Arbeloa fue tajante al expresar su felicidad por la gente que sí quiso estar presente para dar la cara en una plaza tan complicada. Este señalamiento público hacia Eduardo Camavinga abre un debate profundo sobre su continuidad en la disciplina madrileña de cara a la próxima ventana estival.
La cúpula directiva, encabezada por Florentino Pérez, parece haber perdido la paciencia con un jugador que no ha terminado de dar el salto esperado. El Real Madrid ya estaría evaluando seriamente la posibilidad de buscarle un nuevo destino en el mercado de verano para recuperar parte de la inversión.

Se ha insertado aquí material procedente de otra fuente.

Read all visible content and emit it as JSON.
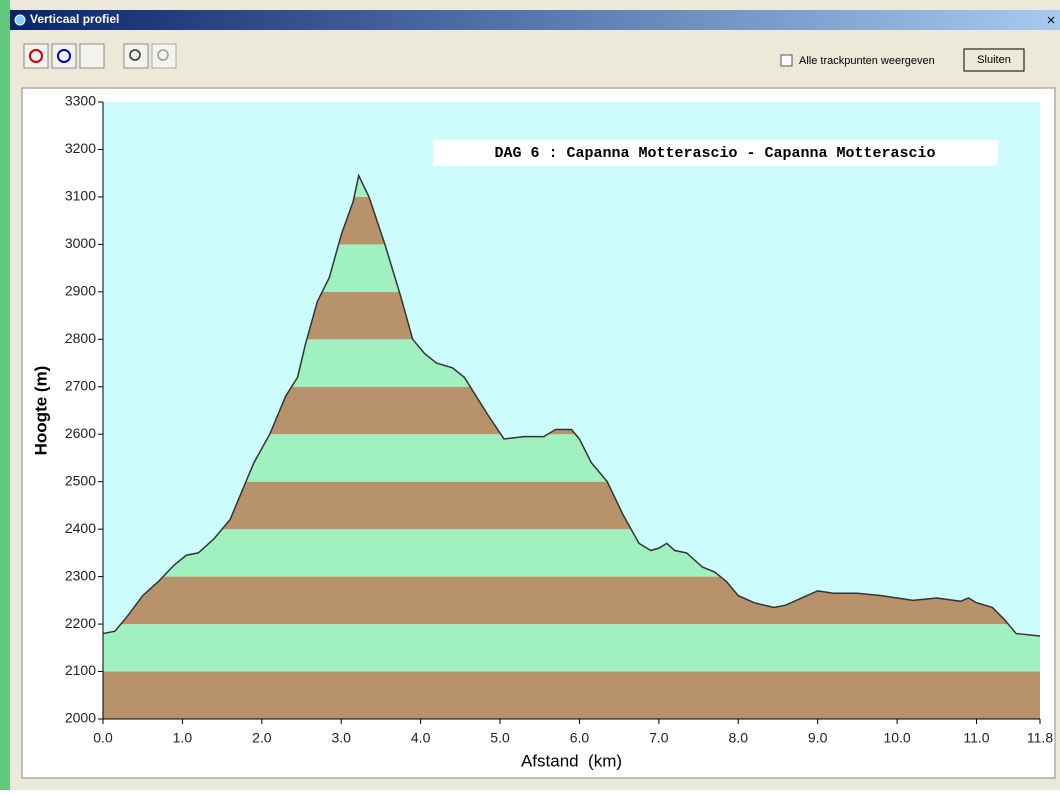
{
  "window": {
    "title": "Verticaal profiel",
    "close": "×"
  },
  "toolbar": {
    "checkbox_label": "Alle trackpunten weergeven",
    "button": "Sluiten"
  },
  "chart_data": {
    "type": "area",
    "title": "DAG 6 : Capanna Motterascio - Capanna Motterascio",
    "xlabel": "Afstand  (km)",
    "ylabel": "Hoogte (m)",
    "x": [
      0.0,
      0.15,
      0.3,
      0.5,
      0.7,
      0.9,
      1.05,
      1.2,
      1.4,
      1.6,
      1.75,
      1.9,
      2.1,
      2.3,
      2.45,
      2.55,
      2.7,
      2.85,
      3.0,
      3.15,
      3.22,
      3.35,
      3.55,
      3.75,
      3.9,
      4.05,
      4.2,
      4.4,
      4.55,
      4.7,
      4.85,
      5.05,
      5.3,
      5.55,
      5.7,
      5.9,
      6.0,
      6.15,
      6.35,
      6.55,
      6.75,
      6.9,
      7.0,
      7.1,
      7.2,
      7.35,
      7.55,
      7.7,
      7.85,
      8.0,
      8.2,
      8.45,
      8.6,
      8.8,
      9.0,
      9.2,
      9.5,
      9.8,
      10.0,
      10.2,
      10.5,
      10.8,
      10.9,
      11.0,
      11.2,
      11.35,
      11.5,
      11.8
    ],
    "values": [
      2180,
      2185,
      2215,
      2260,
      2290,
      2325,
      2345,
      2350,
      2380,
      2420,
      2480,
      2540,
      2600,
      2680,
      2720,
      2790,
      2880,
      2930,
      3020,
      3090,
      3145,
      3100,
      3000,
      2890,
      2800,
      2770,
      2750,
      2740,
      2720,
      2680,
      2640,
      2590,
      2595,
      2595,
      2610,
      2610,
      2590,
      2540,
      2500,
      2430,
      2370,
      2355,
      2360,
      2370,
      2355,
      2350,
      2320,
      2310,
      2290,
      2260,
      2245,
      2235,
      2240,
      2255,
      2270,
      2265,
      2265,
      2260,
      2255,
      2250,
      2255,
      2248,
      2255,
      2245,
      2235,
      2210,
      2180,
      2175
    ],
    "xlim": [
      0,
      11.8
    ],
    "xticks": [
      {
        "value": 0,
        "label": "0.0"
      },
      {
        "value": 1,
        "label": "1.0"
      },
      {
        "value": 2,
        "label": "2.0"
      },
      {
        "value": 3,
        "label": "3.0"
      },
      {
        "value": 4,
        "label": "4.0"
      },
      {
        "value": 5,
        "label": "5.0"
      },
      {
        "value": 6,
        "label": "6.0"
      },
      {
        "value": 7,
        "label": "7.0"
      },
      {
        "value": 8,
        "label": "8.0"
      },
      {
        "value": 9,
        "label": "9.0"
      },
      {
        "value": 10,
        "label": "10.0"
      },
      {
        "value": 11,
        "label": "11.0"
      },
      {
        "value": 11.8,
        "label": "11.8"
      }
    ],
    "ylim": [
      2000,
      3300
    ],
    "yticks": [
      2000,
      2100,
      2200,
      2300,
      2400,
      2500,
      2600,
      2700,
      2800,
      2900,
      3000,
      3100,
      3200,
      3300
    ],
    "band_colors": [
      "#b8926a",
      "#a0f0c0"
    ],
    "line_color": "#333333",
    "background": "#ccfcfc"
  }
}
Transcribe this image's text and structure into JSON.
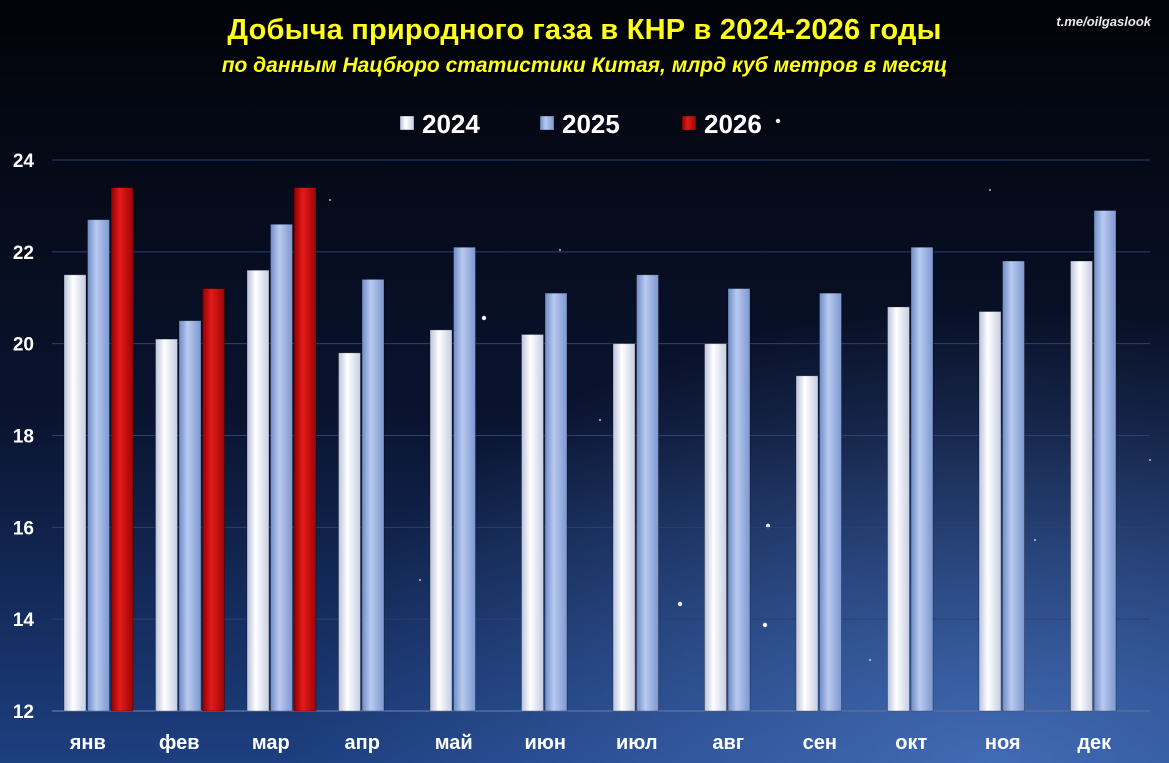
{
  "header": {
    "title": "Добыча природного газа в КНР в 2024-2026 годы",
    "subtitle": "по данным Нацбюро статистики Китая, млрд куб метров в месяц",
    "watermark": "t.me/oilgaslook"
  },
  "colors": {
    "background_top": "#05081a",
    "background_bottom": "#1a3c7a",
    "series_2024": "#e4e8f6",
    "series_2025": "#9db4e3",
    "series_2026": "#cc1010",
    "title": "#ffff1a",
    "axis_text": "#ffffff",
    "grid": "#2d3f73"
  },
  "chart_data": {
    "type": "bar",
    "title": "Добыча природного газа в КНР в 2024-2026 годы",
    "subtitle": "по данным Нацбюро статистики Китая, млрд куб метров в месяц",
    "categories": [
      "янв",
      "фев",
      "мар",
      "апр",
      "май",
      "июн",
      "июл",
      "авг",
      "сен",
      "окт",
      "ноя",
      "дек"
    ],
    "series": [
      {
        "name": "2024",
        "color": "#e4e8f6",
        "values": [
          21.5,
          20.1,
          21.6,
          19.8,
          20.3,
          20.2,
          20.0,
          20.0,
          19.3,
          20.8,
          20.7,
          21.8
        ]
      },
      {
        "name": "2025",
        "color": "#9db4e3",
        "values": [
          22.7,
          20.5,
          22.6,
          21.4,
          22.1,
          21.1,
          21.5,
          21.2,
          21.1,
          22.1,
          21.8,
          22.9
        ]
      },
      {
        "name": "2026",
        "color": "#cc1010",
        "values": [
          23.4,
          21.2,
          23.4,
          null,
          null,
          null,
          null,
          null,
          null,
          null,
          null,
          null
        ]
      }
    ],
    "yticks": [
      12,
      14,
      16,
      18,
      20,
      22,
      24
    ],
    "ylim": [
      12,
      24
    ],
    "grid": true,
    "legend_position": "top-center"
  }
}
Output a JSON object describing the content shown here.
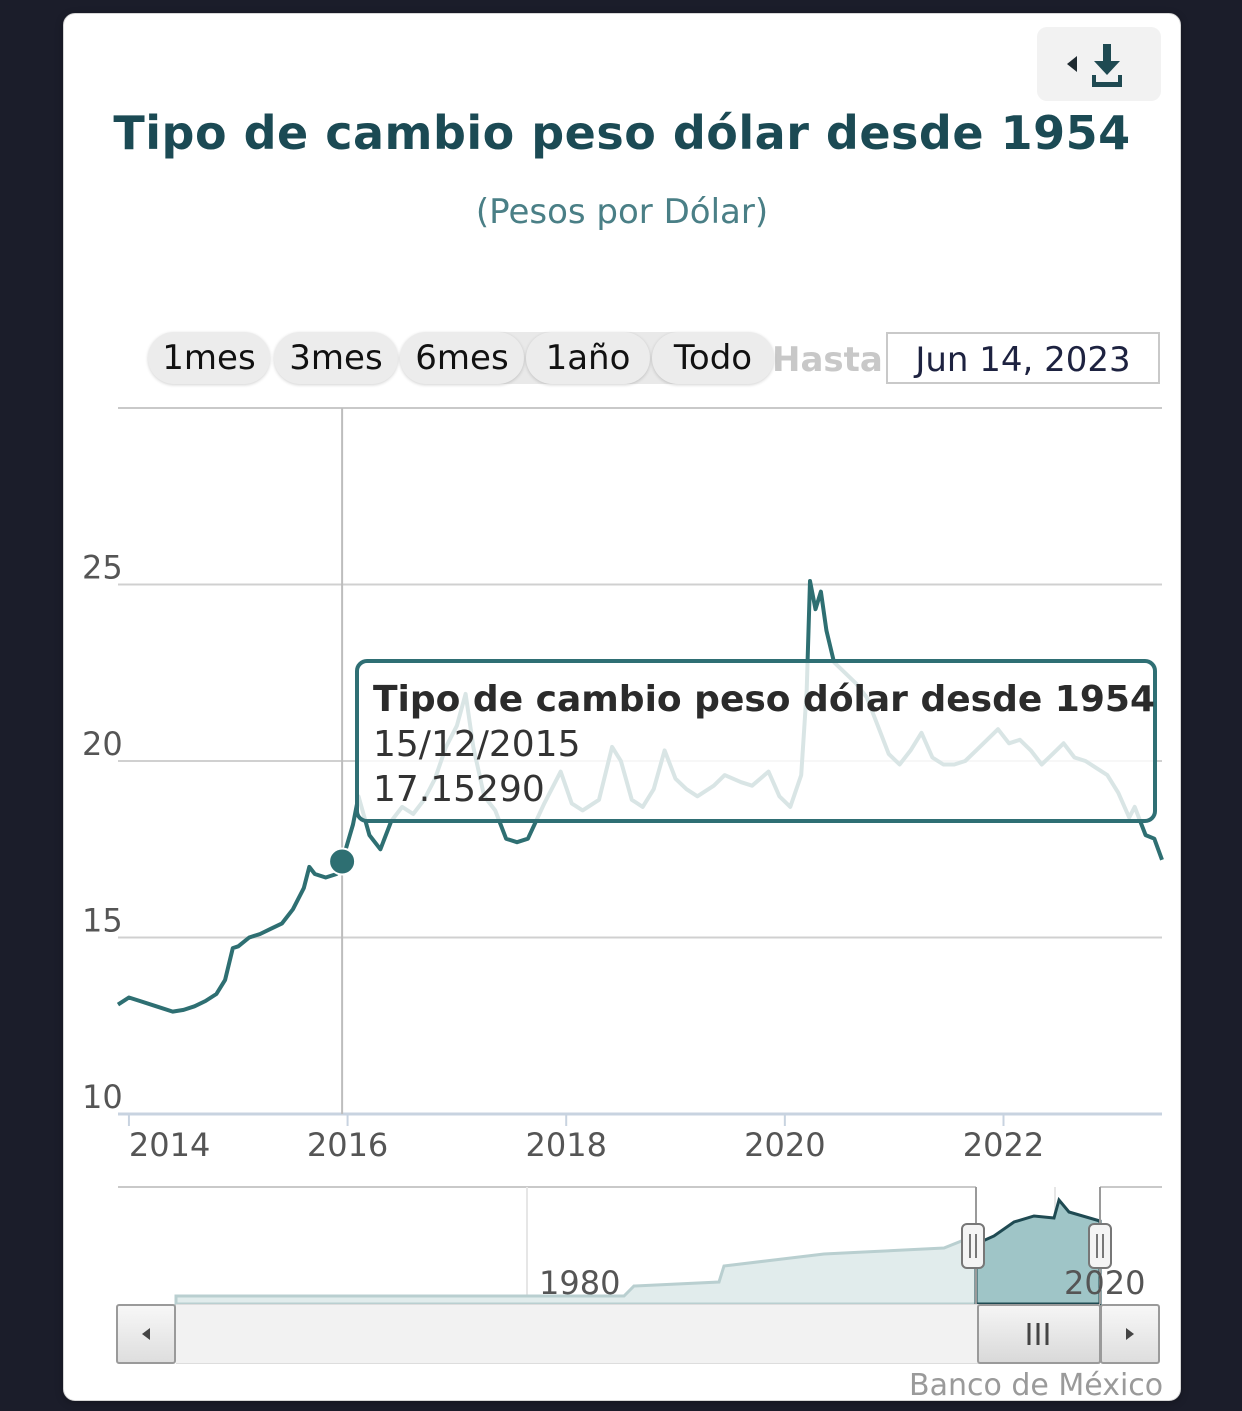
{
  "header": {
    "title": "Tipo de cambio peso dólar desde 1954",
    "subtitle": "(Pesos por Dólar)"
  },
  "range_selector": {
    "buttons": [
      "1mes",
      "3mes",
      "6mes",
      "1año",
      "Todo"
    ],
    "hasta_label": "Hasta",
    "date_value": "Jun 14, 2023"
  },
  "tooltip": {
    "series": "Tipo de cambio peso dólar desde 1954",
    "date": "15/12/2015",
    "value": "17.15290"
  },
  "navigator": {
    "labels": [
      "1980",
      "2020"
    ]
  },
  "credits": "Banco de México",
  "icons": {
    "export": "download-icon",
    "export_arrow": "caret-left-icon",
    "scroll_left": "chevron-left-icon",
    "scroll_right": "chevron-right-icon",
    "scroll_grip": "grip-icon"
  },
  "colors": {
    "series": "#2e6f72",
    "title": "#1b4a54",
    "subtitle": "#4a7f86",
    "navigator_fill": "#9fc5c7"
  },
  "chart_data": {
    "type": "line",
    "title": "Tipo de cambio peso dólar desde 1954",
    "subtitle": "(Pesos por Dólar)",
    "xlabel": "",
    "ylabel": "",
    "x_range": [
      2013.9,
      2023.45
    ],
    "ylim": [
      10,
      30
    ],
    "yticks": [
      10,
      15,
      20,
      25
    ],
    "xticks": [
      2014,
      2016,
      2018,
      2020,
      2022
    ],
    "grid": true,
    "legend": "none",
    "highlighted_point": {
      "x": 2015.95,
      "y": 17.1529
    },
    "series": [
      {
        "values": [
          [
            2013.9,
            13.1
          ],
          [
            2014.0,
            13.3
          ],
          [
            2014.1,
            13.2
          ],
          [
            2014.25,
            13.05
          ],
          [
            2014.4,
            12.9
          ],
          [
            2014.5,
            12.95
          ],
          [
            2014.6,
            13.05
          ],
          [
            2014.7,
            13.2
          ],
          [
            2014.8,
            13.4
          ],
          [
            2014.88,
            13.8
          ],
          [
            2014.95,
            14.7
          ],
          [
            2015.0,
            14.75
          ],
          [
            2015.1,
            15.0
          ],
          [
            2015.2,
            15.1
          ],
          [
            2015.3,
            15.25
          ],
          [
            2015.4,
            15.4
          ],
          [
            2015.5,
            15.8
          ],
          [
            2015.6,
            16.4
          ],
          [
            2015.65,
            17.0
          ],
          [
            2015.7,
            16.8
          ],
          [
            2015.8,
            16.7
          ],
          [
            2015.9,
            16.8
          ],
          [
            2015.95,
            17.15
          ],
          [
            2016.05,
            18.2
          ],
          [
            2016.1,
            19.0
          ],
          [
            2016.2,
            17.9
          ],
          [
            2016.3,
            17.5
          ],
          [
            2016.4,
            18.3
          ],
          [
            2016.5,
            18.7
          ],
          [
            2016.6,
            18.5
          ],
          [
            2016.7,
            18.9
          ],
          [
            2016.8,
            19.5
          ],
          [
            2016.9,
            20.4
          ],
          [
            2017.0,
            21.0
          ],
          [
            2017.08,
            21.9
          ],
          [
            2017.15,
            20.4
          ],
          [
            2017.25,
            19.0
          ],
          [
            2017.35,
            18.6
          ],
          [
            2017.45,
            17.8
          ],
          [
            2017.55,
            17.7
          ],
          [
            2017.65,
            17.8
          ],
          [
            2017.8,
            18.8
          ],
          [
            2017.95,
            19.7
          ],
          [
            2018.05,
            18.8
          ],
          [
            2018.15,
            18.6
          ],
          [
            2018.3,
            18.9
          ],
          [
            2018.42,
            20.4
          ],
          [
            2018.5,
            20.0
          ],
          [
            2018.6,
            18.9
          ],
          [
            2018.7,
            18.7
          ],
          [
            2018.8,
            19.2
          ],
          [
            2018.9,
            20.3
          ],
          [
            2019.0,
            19.5
          ],
          [
            2019.1,
            19.2
          ],
          [
            2019.2,
            19.0
          ],
          [
            2019.35,
            19.3
          ],
          [
            2019.45,
            19.6
          ],
          [
            2019.6,
            19.4
          ],
          [
            2019.7,
            19.3
          ],
          [
            2019.85,
            19.7
          ],
          [
            2019.95,
            19.0
          ],
          [
            2020.05,
            18.7
          ],
          [
            2020.15,
            19.6
          ],
          [
            2020.2,
            22.0
          ],
          [
            2020.23,
            25.1
          ],
          [
            2020.28,
            24.3
          ],
          [
            2020.33,
            24.8
          ],
          [
            2020.38,
            23.7
          ],
          [
            2020.45,
            22.8
          ],
          [
            2020.55,
            22.5
          ],
          [
            2020.65,
            22.2
          ],
          [
            2020.75,
            21.8
          ],
          [
            2020.85,
            21.0
          ],
          [
            2020.95,
            20.2
          ],
          [
            2021.05,
            19.9
          ],
          [
            2021.15,
            20.3
          ],
          [
            2021.25,
            20.8
          ],
          [
            2021.35,
            20.1
          ],
          [
            2021.45,
            19.9
          ],
          [
            2021.55,
            19.9
          ],
          [
            2021.65,
            20.0
          ],
          [
            2021.75,
            20.3
          ],
          [
            2021.85,
            20.6
          ],
          [
            2021.95,
            20.9
          ],
          [
            2022.05,
            20.5
          ],
          [
            2022.15,
            20.6
          ],
          [
            2022.25,
            20.3
          ],
          [
            2022.35,
            19.9
          ],
          [
            2022.45,
            20.2
          ],
          [
            2022.55,
            20.5
          ],
          [
            2022.65,
            20.1
          ],
          [
            2022.75,
            20.0
          ],
          [
            2022.85,
            19.8
          ],
          [
            2022.95,
            19.6
          ],
          [
            2023.05,
            19.1
          ],
          [
            2023.15,
            18.4
          ],
          [
            2023.2,
            18.7
          ],
          [
            2023.3,
            17.9
          ],
          [
            2023.38,
            17.8
          ],
          [
            2023.45,
            17.2
          ]
        ]
      }
    ]
  }
}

La situación de Eduardo Camavinga bajo la lupa de la directiva
La falta de convicción en el juego colectivo del equipo aumenta la presión sobre cada pieza del engranaje táctico diseñado por el cuerpo técnico. Eduardo Camavinga ha pasado de ser una promesa intocable a convertirse en un activo transferible si llega una oferta que satisfaga las pretensiones económicas.
El Real Madrid no puede permitirse fisuras en el compromiso de sus integrantes mientras intenta revalidar sus títulos en una campaña sumamente exigente y agotadora. La decisión del volante de no acompañar a sus compañeros a Vigo, pese a su dolencia médica, ha sentado como un jarro de agua fría.
Rumores de salida en el mercado estival
Existen varios clubes de la Premier League que estarían dispuestos a pujar fuerte por el internacional francés si finalmente se confirma su salida definitiva. El Real Madrid priorizará siempre la disciplina grupal y el sacrificio por el escudo, valores que Arbeloa considera innegociables en su gestión diaria.
Florentino Pérez ya maneja informes sobre posibles sustitutos que aporten mayor regularidad y una mentalidad más acorde a las exigencias históricas del club merengue. El Real Madrid encara el tramo decisivo del año con un vestuario agitado por unas palabras que prometen traer consecuencias importantes en Valdebebas.
La victoria ante el Celta ha servido para sumar tres puntos vitales, pero ha destapado una crisis de autoridad que marcará el futuro cercano. Eduardo Camavinga se encuentra ahora en una posición delicada, debiendo demostrar con hechos que su deseo es seguir formando parte del mejor club del mundo.
El Real Madrid buscará calmar las aguas en los próximos días, aunque el dardo lanzado por Arbeloa ya ha impactado de lleno en la planificación. El verano de 2026 se perfila como un periodo de cambios profundos donde el compromiso será el único billete para permanecer en la casa blanca.